I was thinking of a recipe that would improve the intestinal environment and boost immune function when people eat it. I used Chinese medicinal ingredients, such as jujube and goji berry, which help to regulate liver function, dietary fiber from dates and figs, and Organic Roasted Brown Rice Powder, which is the sponsor's product, to enhance the detox effect. I made a "bliss ball" with the five colors of the five elements in Chinese cosmology, and added ingredients with effects for the liver, heart, spleen, lungs, and kidneys, to produce a recipe that's also fun to look at.

What is the biggest attraction of your recipe?
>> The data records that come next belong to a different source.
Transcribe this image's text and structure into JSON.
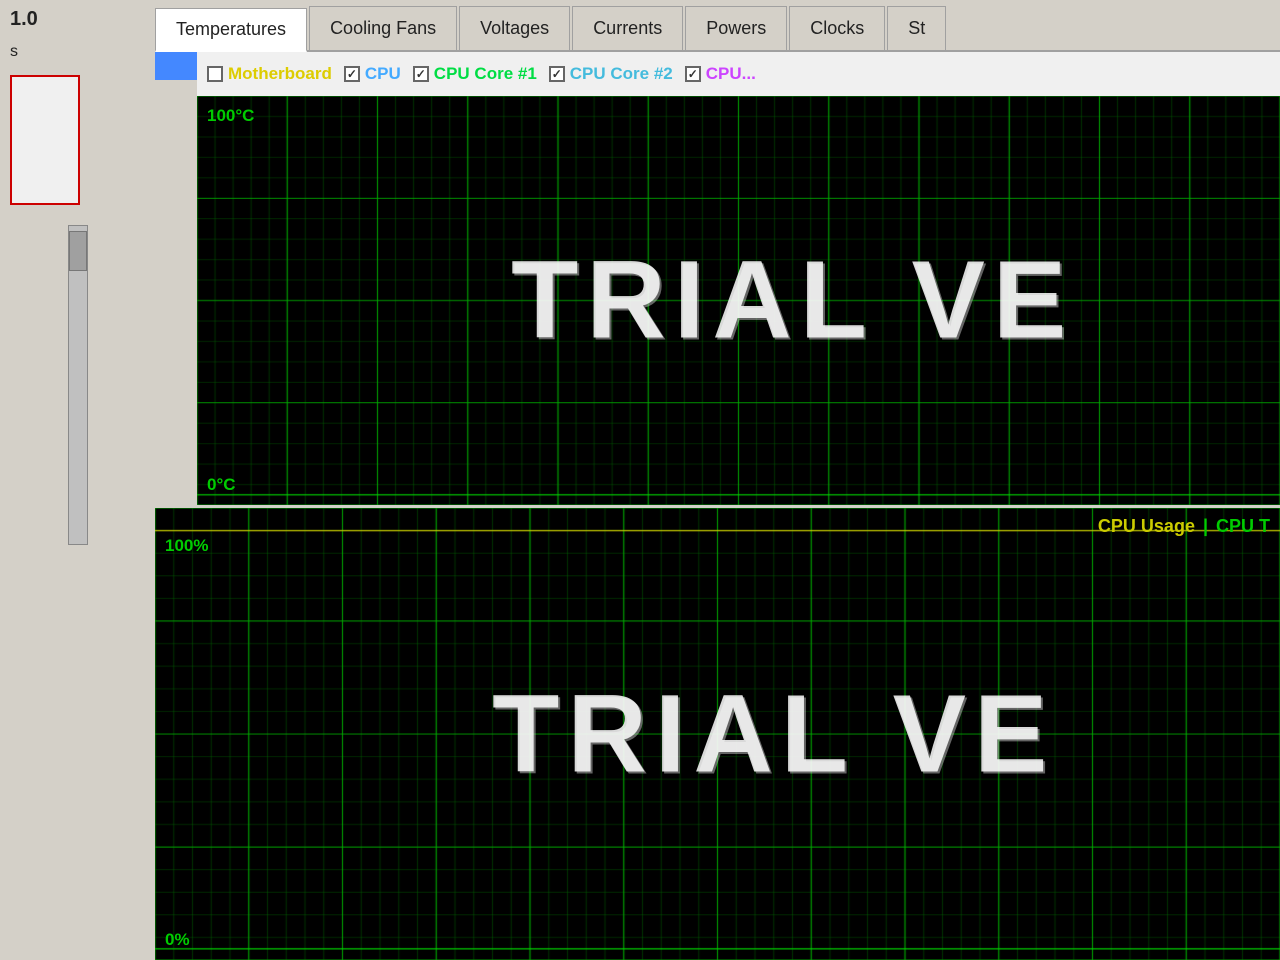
{
  "sidebar": {
    "version": "1.0",
    "label": "s",
    "redBox": true
  },
  "tabs": [
    {
      "label": "Temperatures",
      "active": true
    },
    {
      "label": "Cooling Fans",
      "active": false
    },
    {
      "label": "Voltages",
      "active": false
    },
    {
      "label": "Currents",
      "active": false
    },
    {
      "label": "Powers",
      "active": false
    },
    {
      "label": "Clocks",
      "active": false
    },
    {
      "label": "St",
      "active": false
    }
  ],
  "chart1": {
    "legend": [
      {
        "label": "Motherboard",
        "color": "#ddcc00",
        "checked": false
      },
      {
        "label": "CPU",
        "color": "#44aaff",
        "checked": true
      },
      {
        "label": "CPU Core #1",
        "color": "#00dd44",
        "checked": true
      },
      {
        "label": "CPU Core #2",
        "color": "#44bbdd",
        "checked": true
      },
      {
        "label": "CPU...",
        "color": "#cc44ff",
        "checked": true
      }
    ],
    "maxLabel": "100°C",
    "minLabel": "0°C",
    "watermark": "TRIAL VE"
  },
  "chart2": {
    "legend": [
      {
        "label": "CPU Usage",
        "color": "#cccc00"
      },
      {
        "label": "|",
        "color": "#00cc00"
      },
      {
        "label": "CPU T",
        "color": "#00cc00"
      }
    ],
    "maxLabel": "100%",
    "minLabel": "0%",
    "watermark": "TRIAL VE"
  },
  "colors": {
    "gridGreen": "#00aa00",
    "gridBright": "#00cc00",
    "motherboard": "#ddcc00",
    "cpu": "#44aaff",
    "cpuCore1": "#00dd44",
    "cpuCore2": "#44bbdd",
    "cpuUsage": "#cccc00",
    "cpuT": "#00cc00"
  }
}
Raw sweets and bliss balls commonly use nuts, but there are lots of people who can't eat nuts because of allergies, or who just don't like nuts much. That's why I thought of a nut-free recipe this time. But the greatest appeal is that as well as being nut-free, the recipe is also free of wheat, eggs, dairy products, sugars, lecithin, and gluten, with the sweetness coming from just the Chinese medicinal ingredients and the dates.

Please tell us a little about yourself.

I sell vegan and gluten-free cakes, I have an online shop, I suggest recipes, and I'm a writer. I was born with severe food allergies and eczema, and that experience prompts me to o†er recipes for dishes and confectionery that everyone can enjoy eating around the same table without worrying, even if they have allergies, religious reasons, or other issues.

What do you recommend as a food experience for foreigners in Japan?

A wide variety of culinary cultures come together in Japan, but I particularly want foreigners to experience the delicious flavor of proper dashi stock, and Japan's real traditional cuisine. Dashi stock, fermented foods, pickles, and the like build the intestinal environment and the body's constitution.

Is there a particular Japanese ingredient that you want people to try, and to learn about?

I want them to try vegan Japanese recipes, which don't use animal ingredients. Fermented foods like pickles, sake lees, and malted rice have rich and savory flavors, contain abundant lactobacillus, keep well, and have high nutritional value. They are Japan's superfoods.